Re-imagining the story of the original movie, with all of the crassness you would expect from Rob Zombie, the reboot is definitely a different take on the concept. The core difference being that Zombie’s movie spends a fair amount of screen time establishing the environmental conditions that resulted in Michael’s obsession with murder, whereas the original Michael offers the disconcerting notion that sometimes people just go bad and stay bad for no reason.
You can debate which approach is better, but I appreciate having both options.
As an aside, Danielle Harris has a role in the movie as Laurie’s best friend after originally playing the role of Laurie’s daughter in the fourth and fifth movies in 1988-89. It’s a neat little touch.
Zombie’s remake got its own sequel in 2009. The less said about it, the better.
A third movie was in the works, but never got off the ground. Instead, the franchise lingered for nine years until its next shake-up.
The Blumhouse Trilogy
In 2016, Dimension Films lost the rights to the Halloween franchise, which were picked up by Blumhouse Productions.
With John Carpenter’s involvement and the return of Jamie Lee Curtis once again, a new set of movies has been developed, this time ignoring every previous movie in the franchise outside of the first one.

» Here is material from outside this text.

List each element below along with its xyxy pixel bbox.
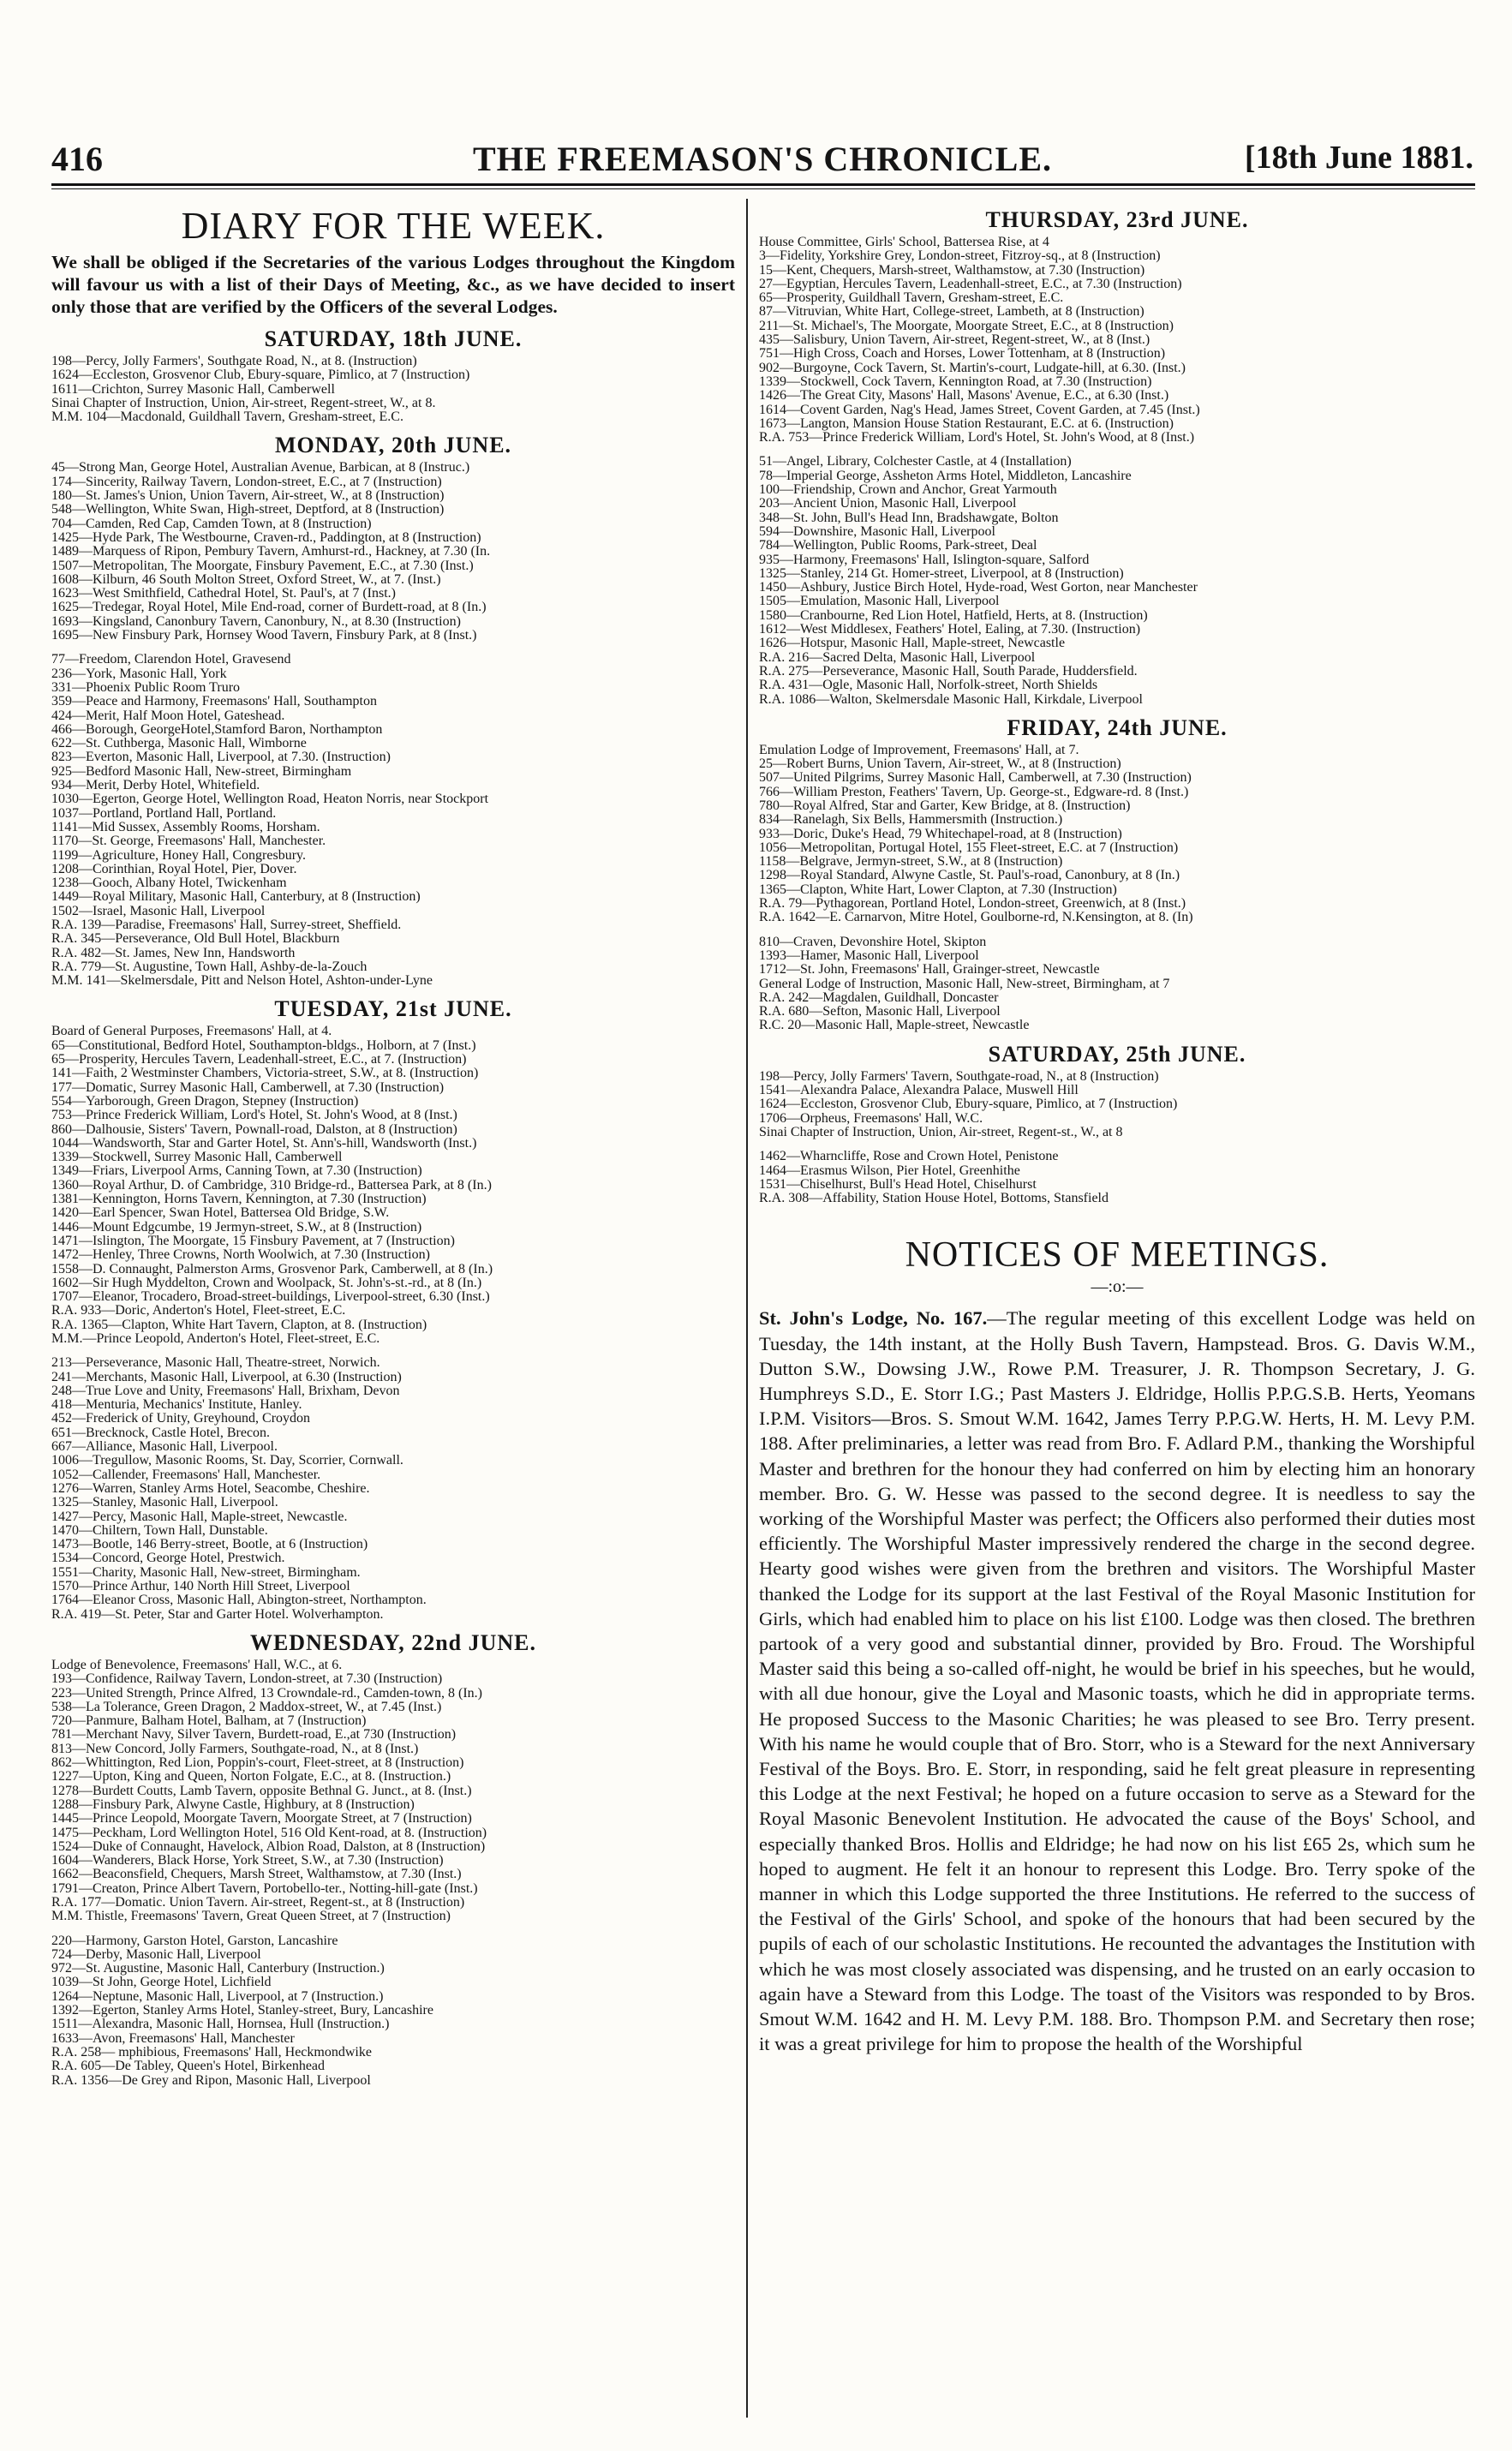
lodge-entry: R.A. 1086—Walton, Skelmersdale Masonic Hall, Kirkdale, Liverpool [759,691,1143,707]
lodge-entry: 1662—Beaconsfield, Chequers, Marsh Street, Walthamstow, at 7.30 (Inst.) [51,1867,462,1882]
lodge-entry: 424—Merit, Half Moon Hotel, Gateshead. [51,708,285,723]
lodge-entry: 141—Faith, 2 Westminster Chambers, Victoria-street, S.W., at 8. (Instruction) [51,1066,479,1081]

Which brings us to the following glorious sentence.
Take a deep breath now.
“Halloween” (2018) is the sequel to “Halloween” (1978), not to be confused with “Halloween” (2007).
In this particular timeline of the franchise, Michael Myers went on his initial 1978 slashing spree and was then institutionalized for four decades while Laurie Strode, who is no longer his long lost sister, prepared for his inevitable return.
“Halloween” (2018) has now spawned two sequels of its own, “Halloween Kills,” and, the latest movie, “Halloween Ends.” So in order to get caught up on the most recent incarnation of the franchise, you only need to watch the first film and the three latest ones.
Where will things go from here? Who knows?
Maybe in a few year’s well get a sequel to “Halloween III: Season of the Witch” and really make things confusing.
– Travis Fischer is a news writer for the Charles City Press and wonders when Disney will buy the franchise and incorporate Halloween into the MCU multiverse.